Friday, June 24, 2011

Friday's Top 5: Quebecker Novels Worth Adapting Into Films


Happy birthday Quebec! I normally offer you a quiz that allows you to test your knowledge about Quebec's History and culture. Today, I rather decided to tell you which Quebecker novels deserve to be adapted to the big screen:


#1: De Niro's Game, by Rawi Hage

It's official: this novel WILL head to the big screen. Despite the Hollywood-like ending, De Niro's Game openly talks about the Lebanese Civil War while a film like Incendies takes place in an unnamed Arabic country during what APPEARS to be the Lebanese Civil War.


#2: Le libraire (Not for Every Eye), by Gérard Bessette

Published in 1960, this magnificent novel depicts so well the cowardice of Quebec's intelligentsia during the Great Darkness, a time when the Catholic Church reigned over the province.

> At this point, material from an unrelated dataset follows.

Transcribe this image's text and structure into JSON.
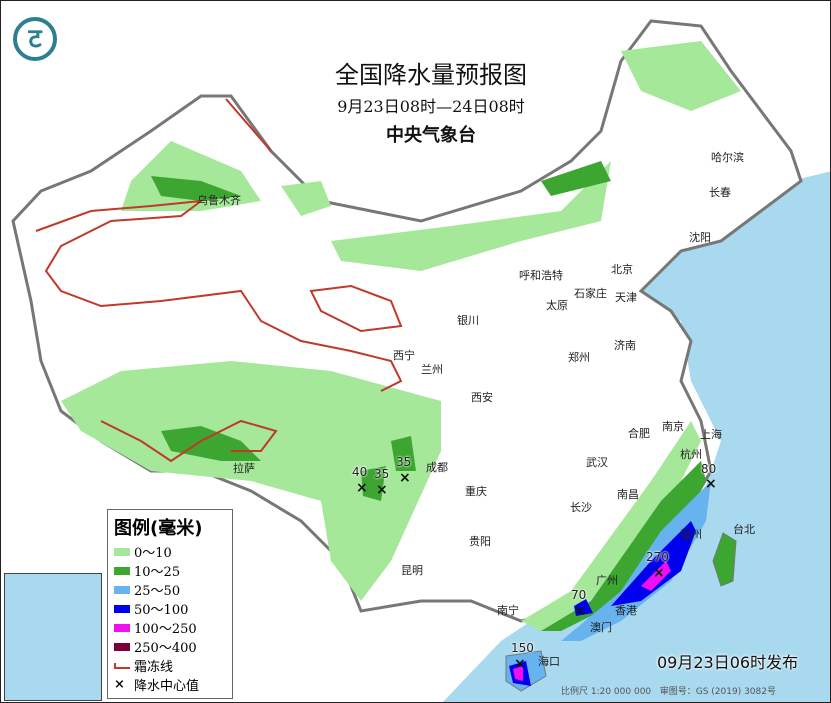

#3: L'énigme du retour, by Dany Laferrière

Although Dany Laferrière is an idiot who doesn't consider himself as a Quebecker (or a Canadian) despite living in Montreal and having his books published by a company from Montreal, the fact remains that he can write. The narrator of his novel L'énigme du retour really tries to understand why he's regarded as a foreigner in a country he used to live in (i.e. Haiti) when he "returns" there. Very philosophical, but enlightening.


#4: Hell.com, by Patrick Senécal
Perhaps his harshest novel on our society. Somehow, it's a particular study of the excess of financial wealth.


#5: Tsubame and Hotaru, by Aki Shimazaki

That counts for two novels, but Hotaru is actually the sequel of Tsubame. Both novels are so short that they can be put together. I loved this novel, because it tackles a touchy issue in Japanese history: most Japanese's incapacity to accept their ethnic minorities as full-fledged Japanese.